Now for the matter that is none of Miss Manners' business:

A baby who regularly wakes up several times during the night is either newborn or ill. Why are you choosing this time to give dinner parties?

Q: I just received in the mail the gift my husband and I gave my parents for their 25th anniversary. My mother had returned it with a polite note saying that they didn't like it.

It was, I admit, an unusual gift -- a large, expensive art book -- but my parents have never been the kind of people who would want a bread tray engraved with their anniversary dates.

I am, needless to say, a little taken aback.

What do I do now? Do I keep the book, although it makes me uncomfortable to see it now? Do I donate it to the library? Do I send my parents another gift? A check, perhaps? A donation to a charitable organization?

Was it a terribly inappropriate gift to begin with?

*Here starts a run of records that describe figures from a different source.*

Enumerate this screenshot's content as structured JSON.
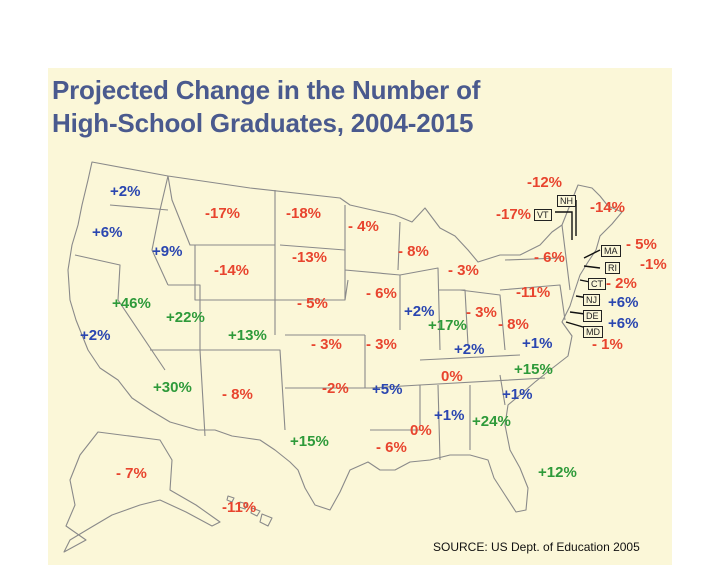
{
  "title_line1": "Projected Change in the Number of",
  "title_line2": "High-School Graduates, 2004-2015",
  "source": "SOURCE: US Dept. of Education 2005",
  "colors": {
    "background": "#fbf7d8",
    "title": "#4a5a8e",
    "decline": "#e8442e",
    "growth_green": "#2e9a3a",
    "growth_blue": "#2a46b0",
    "border": "#8a8a8a"
  },
  "states": [
    {
      "code": "WA",
      "value": "+2%"
    },
    {
      "code": "OR",
      "value": "+6%"
    },
    {
      "code": "CA",
      "value": "+2%"
    },
    {
      "code": "NV",
      "value": "+46%"
    },
    {
      "code": "ID",
      "value": "+9%"
    },
    {
      "code": "MT",
      "value": "-17%"
    },
    {
      "code": "WY",
      "value": "-14%"
    },
    {
      "code": "UT",
      "value": "+22%"
    },
    {
      "code": "CO",
      "value": "+13%"
    },
    {
      "code": "AZ",
      "value": "+30%"
    },
    {
      "code": "NM",
      "value": "- 8%"
    },
    {
      "code": "ND",
      "value": "-18%"
    },
    {
      "code": "SD",
      "value": "-13%"
    },
    {
      "code": "NE",
      "value": "- 5%"
    },
    {
      "code": "KS",
      "value": "- 3%"
    },
    {
      "code": "OK",
      "value": "-2%"
    },
    {
      "code": "TX",
      "value": "+15%"
    },
    {
      "code": "MN",
      "value": "- 4%"
    },
    {
      "code": "IA",
      "value": "- 6%"
    },
    {
      "code": "MO",
      "value": "- 3%"
    },
    {
      "code": "AR",
      "value": "+5%"
    },
    {
      "code": "LA",
      "value": "- 6%"
    },
    {
      "code": "WI",
      "value": "- 8%"
    },
    {
      "code": "IL",
      "value": "+2%"
    },
    {
      "code": "MI",
      "value": "- 3%"
    },
    {
      "code": "IN",
      "value": "+17%"
    },
    {
      "code": "OH",
      "value": "- 3%"
    },
    {
      "code": "KY",
      "value": "+2%"
    },
    {
      "code": "TN",
      "value": "0%"
    },
    {
      "code": "MS",
      "value": "0%"
    },
    {
      "code": "AL",
      "value": "+1%"
    },
    {
      "code": "GA",
      "value": "+24%"
    },
    {
      "code": "FL",
      "value": "+12%"
    },
    {
      "code": "SC",
      "value": "+1%"
    },
    {
      "code": "NC",
      "value": "+15%"
    },
    {
      "code": "VA",
      "value": "+1%"
    },
    {
      "code": "WV",
      "value": "- 8%"
    },
    {
      "code": "PA",
      "value": "-11%"
    },
    {
      "code": "NY",
      "value": "- 6%"
    },
    {
      "code": "VT",
      "value": "-17%"
    },
    {
      "code": "NH",
      "value": "-12%"
    },
    {
      "code": "ME",
      "value": "-14%"
    },
    {
      "code": "MA",
      "value": "- 5%"
    },
    {
      "code": "RI",
      "value": "-1%"
    },
    {
      "code": "CT",
      "value": "- 2%"
    },
    {
      "code": "NJ",
      "value": "+6%"
    },
    {
      "code": "DE",
      "value": "+6%"
    },
    {
      "code": "MD",
      "value": "- 1%"
    },
    {
      "code": "AK",
      "value": "- 7%"
    },
    {
      "code": "HI",
      "value": "-11%"
    }
  ],
  "callout_labels": {
    "NH": "NH",
    "VT": "VT",
    "MA": "MA",
    "RI": "RI",
    "CT": "CT",
    "NJ": "NJ",
    "DE": "DE",
    "MD": "MD"
  }
}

A: Miss Manners knows of no possible polite way for parents to tell their child they do not like her anniversary present. Unless the present had been something one could interpret as an insult -- a vulgar joke, for example -- there can be no provocation for behaving in this fashion.

This leads Miss Manners to suppose that this is not an isolated difficulty in an otherwise harmonious relationship. The action sounds to her like a wild shot in a long battle.

Nevertheless, politeness requires only that you say tersely that you are sorry your present did not please them. You may do with it what you like, but you need not provide a substitute.

Haven't they already made it clear that your taste does not please them? There is no reason to suppose they would like your taste in, say, money, any better.